UI Health News 2130 Medical Laboratories Iowa City, Iowa 52242

Release: Immediate July 7, 1999

UI study shows exercise-induced hyperventilation may be misdiagnosed as asthma

IOWA CITY, Iowa -- Almost 10 percent of all children have asthma, characterized by wheezing, coughing and shortness of breath. However, University of Iowa Health Care researchers have found that, in some cases, adolescents diagnosed with exercise-induced asthma may not have asthma at all but exercise-induced hyperventilation. The findings were published in the June issue of the Annals of Allergy, Asthma, & Immunology.

"Asthma is clearly the most common cause of exercise-induced shortness of breath and needs to be appropriately treated," said lead investigator Miles M. Weinberger, M.D., UI professor of pediatrics and director of the UI pediatric pulmonary and allergy division. "But the bottom line is it's not the only cause of labored breathing during exercise. Our study showed that some children who were initially diagnosed with asthma were in fact hyperventilating when they exerted themselves."

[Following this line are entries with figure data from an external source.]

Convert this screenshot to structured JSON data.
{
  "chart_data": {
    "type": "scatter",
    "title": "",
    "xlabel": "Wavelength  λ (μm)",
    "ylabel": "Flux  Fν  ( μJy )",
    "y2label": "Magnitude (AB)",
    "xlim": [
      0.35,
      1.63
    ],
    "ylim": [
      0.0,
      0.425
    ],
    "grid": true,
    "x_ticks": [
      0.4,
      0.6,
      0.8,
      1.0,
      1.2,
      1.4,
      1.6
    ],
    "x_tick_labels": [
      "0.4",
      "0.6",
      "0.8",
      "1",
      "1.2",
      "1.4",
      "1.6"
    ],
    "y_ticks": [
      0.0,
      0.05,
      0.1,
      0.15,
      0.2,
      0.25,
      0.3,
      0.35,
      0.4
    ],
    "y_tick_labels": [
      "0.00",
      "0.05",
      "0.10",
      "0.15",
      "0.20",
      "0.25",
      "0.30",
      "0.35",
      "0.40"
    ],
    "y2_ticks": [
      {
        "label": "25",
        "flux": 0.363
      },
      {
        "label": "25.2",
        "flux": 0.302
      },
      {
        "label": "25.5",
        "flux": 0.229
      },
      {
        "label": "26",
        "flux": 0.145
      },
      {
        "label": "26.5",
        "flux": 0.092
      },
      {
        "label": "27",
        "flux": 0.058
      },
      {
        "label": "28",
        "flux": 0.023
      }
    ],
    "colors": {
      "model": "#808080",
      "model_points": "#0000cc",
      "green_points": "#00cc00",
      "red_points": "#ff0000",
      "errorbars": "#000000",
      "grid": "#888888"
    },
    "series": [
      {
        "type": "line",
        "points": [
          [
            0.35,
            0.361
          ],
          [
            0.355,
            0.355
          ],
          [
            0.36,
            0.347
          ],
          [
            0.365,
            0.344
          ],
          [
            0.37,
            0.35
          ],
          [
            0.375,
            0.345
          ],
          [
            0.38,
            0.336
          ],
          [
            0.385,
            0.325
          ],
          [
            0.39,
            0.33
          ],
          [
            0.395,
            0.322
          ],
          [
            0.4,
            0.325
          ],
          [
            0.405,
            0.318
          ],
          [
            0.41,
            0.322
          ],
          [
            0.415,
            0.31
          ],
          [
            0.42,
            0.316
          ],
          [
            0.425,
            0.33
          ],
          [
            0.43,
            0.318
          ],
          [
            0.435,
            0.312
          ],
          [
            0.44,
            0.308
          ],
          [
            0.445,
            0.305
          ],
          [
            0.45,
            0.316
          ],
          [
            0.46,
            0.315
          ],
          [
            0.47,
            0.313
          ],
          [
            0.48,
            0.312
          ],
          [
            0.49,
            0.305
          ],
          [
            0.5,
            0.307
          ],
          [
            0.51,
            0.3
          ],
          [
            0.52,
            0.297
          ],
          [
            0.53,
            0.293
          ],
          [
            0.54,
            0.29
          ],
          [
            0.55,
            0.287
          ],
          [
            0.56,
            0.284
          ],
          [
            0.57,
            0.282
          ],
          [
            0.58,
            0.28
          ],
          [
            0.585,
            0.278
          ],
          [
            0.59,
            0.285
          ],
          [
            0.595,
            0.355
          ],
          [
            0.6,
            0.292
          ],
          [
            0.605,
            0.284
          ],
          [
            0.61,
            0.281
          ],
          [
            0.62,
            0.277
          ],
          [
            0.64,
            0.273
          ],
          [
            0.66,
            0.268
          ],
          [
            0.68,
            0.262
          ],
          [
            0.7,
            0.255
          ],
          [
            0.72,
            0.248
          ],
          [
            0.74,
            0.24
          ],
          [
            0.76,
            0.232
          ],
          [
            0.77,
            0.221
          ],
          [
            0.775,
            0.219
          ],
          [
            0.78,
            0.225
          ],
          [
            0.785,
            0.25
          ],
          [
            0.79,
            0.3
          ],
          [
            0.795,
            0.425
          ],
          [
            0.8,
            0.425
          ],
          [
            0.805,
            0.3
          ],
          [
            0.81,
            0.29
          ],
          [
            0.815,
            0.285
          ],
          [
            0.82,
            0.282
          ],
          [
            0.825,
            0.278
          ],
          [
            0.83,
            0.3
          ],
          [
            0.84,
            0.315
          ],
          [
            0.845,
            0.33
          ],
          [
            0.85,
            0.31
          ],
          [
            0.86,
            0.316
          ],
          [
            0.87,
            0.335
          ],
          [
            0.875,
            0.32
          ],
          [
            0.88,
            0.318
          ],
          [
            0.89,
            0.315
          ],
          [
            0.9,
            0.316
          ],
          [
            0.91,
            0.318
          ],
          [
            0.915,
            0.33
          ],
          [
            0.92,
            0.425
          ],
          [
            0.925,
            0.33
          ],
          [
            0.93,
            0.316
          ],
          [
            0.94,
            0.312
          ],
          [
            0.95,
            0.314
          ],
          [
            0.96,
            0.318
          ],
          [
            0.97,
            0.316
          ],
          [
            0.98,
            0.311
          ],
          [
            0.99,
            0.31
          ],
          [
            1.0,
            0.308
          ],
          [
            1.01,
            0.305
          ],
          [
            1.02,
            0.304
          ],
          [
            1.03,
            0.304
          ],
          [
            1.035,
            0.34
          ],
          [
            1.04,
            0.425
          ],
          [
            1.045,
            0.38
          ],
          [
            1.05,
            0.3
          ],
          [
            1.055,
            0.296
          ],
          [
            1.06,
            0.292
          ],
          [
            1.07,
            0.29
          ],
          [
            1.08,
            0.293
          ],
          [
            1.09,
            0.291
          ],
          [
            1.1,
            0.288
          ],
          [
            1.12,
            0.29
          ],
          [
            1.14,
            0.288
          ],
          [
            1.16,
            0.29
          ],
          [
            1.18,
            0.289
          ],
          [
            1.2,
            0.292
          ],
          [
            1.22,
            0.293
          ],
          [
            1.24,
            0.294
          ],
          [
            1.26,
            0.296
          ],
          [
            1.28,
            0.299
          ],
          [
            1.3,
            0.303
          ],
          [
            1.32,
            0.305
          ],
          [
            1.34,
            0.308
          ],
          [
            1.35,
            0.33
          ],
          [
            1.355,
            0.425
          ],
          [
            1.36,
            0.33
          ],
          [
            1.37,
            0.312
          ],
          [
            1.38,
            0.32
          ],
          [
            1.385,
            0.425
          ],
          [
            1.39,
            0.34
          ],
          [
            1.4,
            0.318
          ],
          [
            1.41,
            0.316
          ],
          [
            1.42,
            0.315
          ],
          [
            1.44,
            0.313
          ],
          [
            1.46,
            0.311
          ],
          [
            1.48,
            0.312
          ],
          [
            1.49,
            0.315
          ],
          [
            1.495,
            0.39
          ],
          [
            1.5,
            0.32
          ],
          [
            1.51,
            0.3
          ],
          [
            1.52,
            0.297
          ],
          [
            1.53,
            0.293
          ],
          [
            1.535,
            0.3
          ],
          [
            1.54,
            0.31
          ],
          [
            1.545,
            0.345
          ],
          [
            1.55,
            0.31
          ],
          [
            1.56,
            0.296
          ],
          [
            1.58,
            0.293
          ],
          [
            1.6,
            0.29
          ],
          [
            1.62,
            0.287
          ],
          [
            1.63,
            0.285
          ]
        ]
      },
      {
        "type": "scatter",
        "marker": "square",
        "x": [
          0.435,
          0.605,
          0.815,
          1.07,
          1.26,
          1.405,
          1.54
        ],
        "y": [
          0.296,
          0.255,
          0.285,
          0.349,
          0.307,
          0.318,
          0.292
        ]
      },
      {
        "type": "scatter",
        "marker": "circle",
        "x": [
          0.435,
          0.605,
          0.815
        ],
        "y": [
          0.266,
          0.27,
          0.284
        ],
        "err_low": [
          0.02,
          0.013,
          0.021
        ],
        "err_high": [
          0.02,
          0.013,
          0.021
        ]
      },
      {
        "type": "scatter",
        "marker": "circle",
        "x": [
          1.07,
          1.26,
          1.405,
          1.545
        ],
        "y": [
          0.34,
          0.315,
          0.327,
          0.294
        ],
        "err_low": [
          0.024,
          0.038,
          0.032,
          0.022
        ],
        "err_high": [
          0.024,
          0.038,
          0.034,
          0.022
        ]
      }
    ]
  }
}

An increased breathing rate during heavy exercise normally helps lower carbon dioxide levels to compensate for lactic acid buildup in the blood. With hyperventilation, deep breathing excessively lowers carbon dioxide levels. In contrast, people with asthma have inflamed airways that prevent air from traveling in and out of the lungs freely, causing the labored breathing.

What the study suggests, Weinberger said, is that children with exercise-induced hyperventilation will not benefit from medication and should stop using the bronchodilator inhalers or other asthma medications prescribed to them when it was thought they had asthma.

Weinberger and Abdel-Hai Hammo, M.D., a former UI resident in pediatrics now at Brown University in Providence, R.I., examined 32 patients, eight girls and 24 boys ages 8 to 18, diagnosed with exercise-induced asthma. The children had a history of shortness of breath or chest tightness while exercising. However, careful questioning did not reveal a typical history of asthma. Additionally, in some children the use of conventional asthma treatment with an inhaler did not alleviate symptoms.

The adolescents took treadmill running tests while sophisticated equipment monitored their breathing and other vital signs. The researchers' measurements included analyzing the air each child exhaled. During or after exercise, children with asthma cannot exhale as much air as fast as children without the condition can. Seventeen children had normal breathing function. They did not have the shortness of breath they had previously experienced, but the symptom was reproduced in the 15 other children. However, only four of those children had findings consistent with asthma, including cough and wheezing, and a marked drop in the rate at which they could exhale either during or immediately after the exercise test.

The remaining 11 children had tightness in their chest and/or shortness of breath but no wheezing or coughing and no change in their lung function measurements of air flow. However, these children did have significantly lower carbon dioxide levels than those measured in the other children, suggesting that the children with lower carbon dioxide levels were hyperventilating.

When questioned, the children who had exercise-induced hyperventilation said they felt discomfort while they were pushing themselves generally during competitive exercise. Other studies have looked at adults who felt chest discomfort while exercising, which raised concerns about cardiac disease, but testing showed the adults in fact had exercise-induced hyperventilation.

"In cases of exercise-induced hyperventilation, people breathe faster than they need to because they perceive they're having difficulty breathing when in fact they're experiencing a normal level of discomfort for an extreme level of exercise," Weinberger said. He added that children with the pseudoasthma syndrome of hyperventilation should be told they don't have asthma and taught how to pace themselves through appropriate conditioning and training.

Children with exercise-induced hyperventilation should also stop taking medications meant to treat asthma conditions. A few children in the study previously misdiagnosed with exercise-induced asthma had been put on every type of bronchodilator inhaler without a change in their symptoms, Weinberger said.

"Given how widespread asthma is, it is natural for physicians and people to consider a diagnosis of asthma even if the only symptom is shortness of breath," he said. "But if a patient has only that symptom and does not respond to treatment with inhalers, then the physician should consider other diagnoses."

With the subsequent addition of even more sophisticated means of assessing exercise physiology in the UI Pediatric Pulmonary Function Laboratory, Weinberger and his colleagues can distinguish between two reasons for decreased carbon dioxide in children. In addition to seeing the primary exercise-induced hyperventilation reported in the study, the researchers also found that some adolescents simply appear to over-respond to normal discomfort from maximal effort, not realizing that they are "hitting the wall" in their effort to succeed in their athletic effort.

He added that people with exercise-induced asthma should understand that it is readily treatable and should not keep them from taking part in normal activities, including competitive athletics. As with all medical conditions, people should consult their physicians before making any changes in their or a child's health care routine.